Tandem mass spectrometric characterization of bile acids and steroid conjugates based on low-energy collision-induced dissociation

We examined the characteristics of several bile acids and some steroid conjugates under low-energy-collision-induced dissociation conditions using a triple quadrupole tandem mass spectrometer. According to conjugation types, we observed characteristic product ions and/or neutral losses in the product ion spectra. Amino acid conjugates afforded specific product ions. For example, glycine-conjugated metabolites routinely produced a product ion at m/z 74, and taurine-conjugated metabolites produced product ions at m/z 124, 107, and 80. When a strong peak appeared at m/z 97, the molecule contained a sulfate group. In contrast to amino acid conjugates, carbohydrate conjugates required a combination of product ions and neutral losses for identification. We could discriminate a glucoside from an acyl galactoside according to the presence or absence of a product ion at m/z 161 and a neutral loss of 180 Da. Discrimination among esters, aliphatic ethers, and phenolic ether types of glucuronides was based upon differences in the intensities of a product ion at m/z 175 and a neutral loss of 176 Da.

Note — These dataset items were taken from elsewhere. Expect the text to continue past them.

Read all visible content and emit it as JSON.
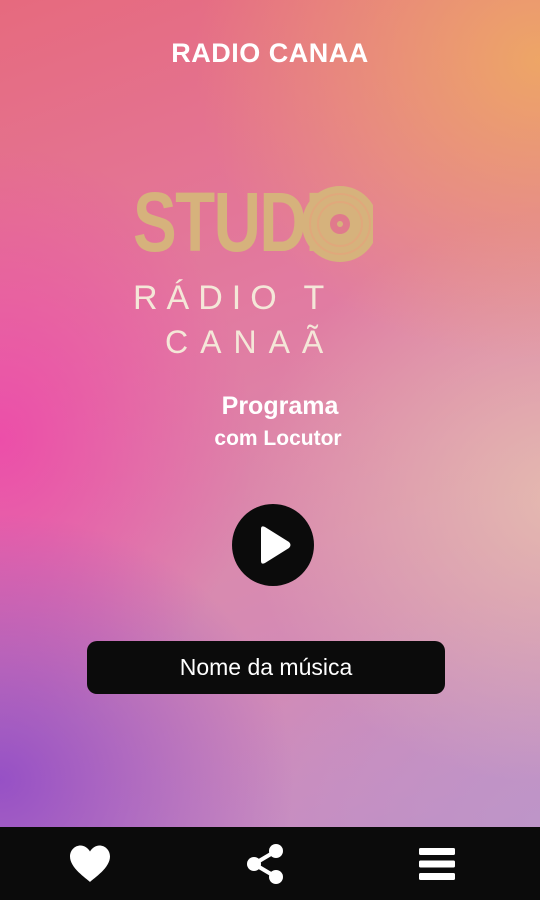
{
  "header": {
    "title": "RADIO CANAA"
  },
  "logo": {
    "line1": "STUDIO",
    "line2": "RÁDIO T",
    "line3": "CANAÃ",
    "color_gold": "#d6b27c",
    "color_cream": "#f4e7d8"
  },
  "now_playing": {
    "program": "Programa",
    "host": "com Locutor",
    "song": "Nome da música"
  },
  "controls": {
    "play_icon": "play-icon"
  },
  "bottom_nav": {
    "items": [
      {
        "icon": "heart-icon"
      },
      {
        "icon": "share-icon"
      },
      {
        "icon": "menu-icon"
      }
    ]
  },
  "colors": {
    "bar_background": "#0b0b0b",
    "text": "#ffffff"
  }
}
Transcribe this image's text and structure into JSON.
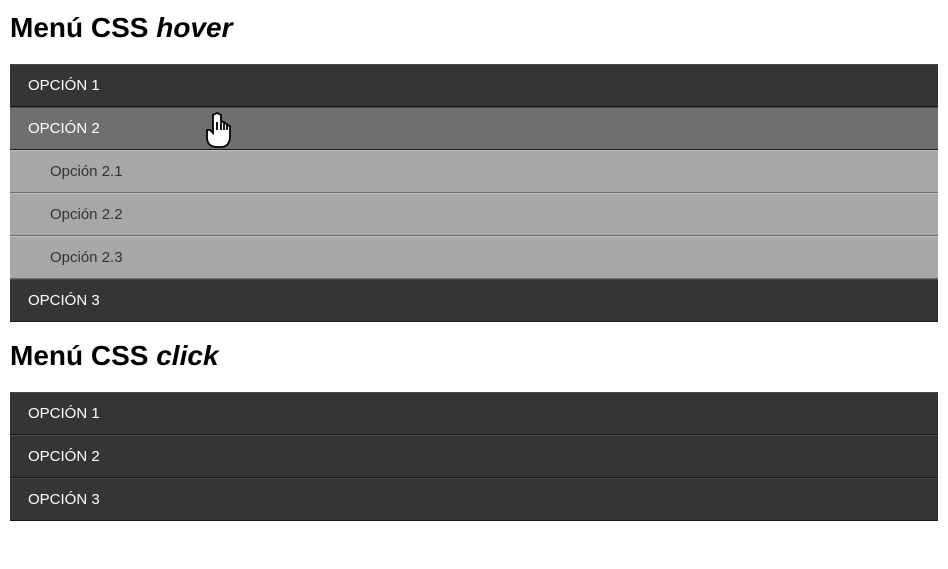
{
  "heading_hover": {
    "prefix": "Menú CSS ",
    "italic": "hover"
  },
  "heading_click": {
    "prefix": "Menú CSS ",
    "italic": "click"
  },
  "menu_hover": {
    "items": [
      {
        "label": "OPCIÓN 1",
        "hovered": false,
        "sub": []
      },
      {
        "label": "OPCIÓN 2",
        "hovered": true,
        "sub": [
          {
            "label": "Opción 2.1"
          },
          {
            "label": "Opción 2.2"
          },
          {
            "label": "Opción 2.3"
          }
        ]
      },
      {
        "label": "OPCIÓN 3",
        "hovered": false,
        "sub": []
      }
    ]
  },
  "menu_click": {
    "items": [
      {
        "label": "OPCIÓN 1"
      },
      {
        "label": "OPCIÓN 2"
      },
      {
        "label": "OPCIÓN 3"
      }
    ]
  }
}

Furthermore, N-acetylglucosamine conjugates showed a characteristic product ion at m/z 202 and a neutral loss of 203 Da, and the appearance of a product ion at m/z 202 revealed the existence of N-acetylglucosamine conjugated to an aliphatic hydroxyl group without a double bond in the immediate vicinity. Together, the data presented here will help to enable the identification of unknown conjugated cholesterol metabolites by using low-energy collision-induced dissociation.